If all of that money goes to Lin, who was 15-10 as a starter, the Knicks will be limited in what else they can do unless general manager Glen Grunwald can get creative with the roster. Having limited resources could hinder the Knicks' chances of getting an established point guard, but Amar'e Stoudemire said he would like to reunite with Nash, his former Suns teammate.
"What team wouldn't want a two-time MVP?" Stoudemire said. "An assist leader, a veteran point guard, what team wouldn't want that? But we do have Jeremy Lin here and we do have confidence in him and what he can do for us."
It's plausible that the Knicks will look for a floor leader with a strong personality who can distribute the ball and spread out the shots so Carmelo Anthony doesn't dominate the offense. The Knicks could decide that Lin, who has played 64 NBA games in two seasons, might be better served backing up and learning from a proven veteran -- if they can get one.
"He still has to learn the NBA and what it's about and playing at a high level," Woodson said. "There's no doubt in my mind that he's a smart enough player, that he will get better in time. But he needs the reps just like all players. It doesn't happen overnight.
"He still has a ways to go, but I think this summer will be a big start for him in terms of growth and where he goes with our ballclub."
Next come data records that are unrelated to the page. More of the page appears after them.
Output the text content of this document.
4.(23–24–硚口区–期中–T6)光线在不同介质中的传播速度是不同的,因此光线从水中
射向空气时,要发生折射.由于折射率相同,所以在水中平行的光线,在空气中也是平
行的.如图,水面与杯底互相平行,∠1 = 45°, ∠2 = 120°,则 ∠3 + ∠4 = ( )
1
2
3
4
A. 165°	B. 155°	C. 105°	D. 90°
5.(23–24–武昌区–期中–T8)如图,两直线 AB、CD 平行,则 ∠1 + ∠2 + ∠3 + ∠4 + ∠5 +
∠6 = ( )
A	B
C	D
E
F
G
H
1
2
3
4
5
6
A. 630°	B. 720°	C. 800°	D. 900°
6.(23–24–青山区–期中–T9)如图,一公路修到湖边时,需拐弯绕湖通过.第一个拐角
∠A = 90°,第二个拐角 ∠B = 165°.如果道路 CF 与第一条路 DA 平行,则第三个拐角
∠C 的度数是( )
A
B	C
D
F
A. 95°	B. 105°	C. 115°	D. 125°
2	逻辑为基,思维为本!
Lin reiterated his desire to remain with the Knicks and seemed indifferent about starting. He said "it depends on the team" and added that his main concern is improving.
"My biggest fear is coming back to whatever team I play for next season and being as good," Lin said. "I need to be a lot better. I need to make sure I'm a lot better, a lot healthier, and that's my focus for the offseason. And then once training camp starts, wherever I'm at, I'm all about trying to make that team better."